Example 2: Weekly Digest
User: "Give me a digest of what's relevant to my work on compilers and programming languages"
Agent runs:
bash "$SKILL_DIR/scripts/feed-diet.sh" digest --hn tosh --goal "compilers, programming languages, parsers" --days 7
Output: A curated reading list of 10-20 items ranked by relevance to the user's goals.
Example 3: RSS Feed Audit
User: "Here's my OPML file, tell me what my feed diet looks like"
Agent runs:
bash "$SKILL_DIR/scripts/feed-diet.sh" audit --opml /path/to/feeds.opml
Overview
Feed Diet audits what you actually read from Hacker News and RSS feeds and renders a gorgeous Markdown report. It includes category breakdowns, ASCII charts, and personalized recommendations to help you optimize your information intake.
How This Skill Works
When activated, you choose a data source (HN username or OPML RSS file), fetch content with the dedicated scripts, and classify items using an LLM-powered classifier (falling back to keyword matching if API keys are unavailable). The final step generates a full Markdown report with visualizations that you can render directly.
When to Use It
- Audit a Hacker News or RSS reading habit to see what you actually consume.

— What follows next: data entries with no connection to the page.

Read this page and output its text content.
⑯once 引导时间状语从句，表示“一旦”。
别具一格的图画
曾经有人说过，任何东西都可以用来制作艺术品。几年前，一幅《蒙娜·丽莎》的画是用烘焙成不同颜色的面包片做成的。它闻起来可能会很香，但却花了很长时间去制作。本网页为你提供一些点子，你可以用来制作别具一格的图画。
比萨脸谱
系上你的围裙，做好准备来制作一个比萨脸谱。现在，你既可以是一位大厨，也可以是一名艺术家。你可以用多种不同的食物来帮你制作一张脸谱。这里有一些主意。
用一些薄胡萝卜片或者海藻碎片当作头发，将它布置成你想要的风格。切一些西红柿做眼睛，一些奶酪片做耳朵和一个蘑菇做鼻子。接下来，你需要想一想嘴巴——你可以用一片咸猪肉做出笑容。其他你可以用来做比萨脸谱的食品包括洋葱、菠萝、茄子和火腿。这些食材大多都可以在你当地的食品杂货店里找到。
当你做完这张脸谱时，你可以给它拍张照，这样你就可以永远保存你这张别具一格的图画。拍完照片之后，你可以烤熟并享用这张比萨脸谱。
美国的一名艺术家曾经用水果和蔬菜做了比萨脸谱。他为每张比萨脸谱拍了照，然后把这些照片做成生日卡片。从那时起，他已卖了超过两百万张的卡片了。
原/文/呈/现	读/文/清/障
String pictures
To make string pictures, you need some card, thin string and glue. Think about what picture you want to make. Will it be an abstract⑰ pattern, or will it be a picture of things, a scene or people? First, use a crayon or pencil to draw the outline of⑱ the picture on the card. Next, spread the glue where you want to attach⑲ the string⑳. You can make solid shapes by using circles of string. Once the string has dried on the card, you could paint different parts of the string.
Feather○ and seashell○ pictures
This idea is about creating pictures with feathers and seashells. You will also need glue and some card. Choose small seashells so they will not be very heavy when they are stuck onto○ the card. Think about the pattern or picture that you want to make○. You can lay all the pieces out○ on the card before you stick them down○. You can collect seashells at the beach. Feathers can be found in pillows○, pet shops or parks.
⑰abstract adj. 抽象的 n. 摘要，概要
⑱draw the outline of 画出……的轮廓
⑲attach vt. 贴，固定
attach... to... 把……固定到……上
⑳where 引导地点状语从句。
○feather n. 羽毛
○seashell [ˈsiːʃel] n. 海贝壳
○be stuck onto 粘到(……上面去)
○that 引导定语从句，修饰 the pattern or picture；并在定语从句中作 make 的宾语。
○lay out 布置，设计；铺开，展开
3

- Generate a weekly digest filtered by your goals (e.g., systems programming, distributed systems).
- Visualize consumption with category breakdowns and ASCII charts to identify over- or under-represented areas.
- Create a screenshot-worthy report to share with teammates or collaborators.
- Iterate by adjusting your subscriptions based on the report's recommendations.
Quick Start
- Step 1: Choose your data source (HN username or OPML file).
- Step 2: Fetch, classify, and generate the report with the feed-diet.sh workflow.
- Step 3: View the Markdown report and adjust your feeds based on recommendations.
Best Practices
- Use a known data source: HN username or OPML file to ensure complete coverage.
- Set a reasonable item limit (e.g., 50–100) for a focused audit.
- Provide an API key to enable the LLM classifier for higher accuracy; otherwise rely on keyword matching.
- Review the report's category breakdown and recommendations before adjusting feeds.
- Leverage Digest Mode for weekly goal-driven reading lists.
Example Use Cases
- Audit a Hacker News user to reveal top categories and surprising findings.
- Parse an OPML file of RSS subscriptions and compare topic distribution across feeds.
- Run a weekly digest filtered to goals such as systems programming and distributed systems.
- Generate a report to share with your team showing reduced noise and better signal.
- Use the ASCII charts in the report to visualize shifts in reading focus over time.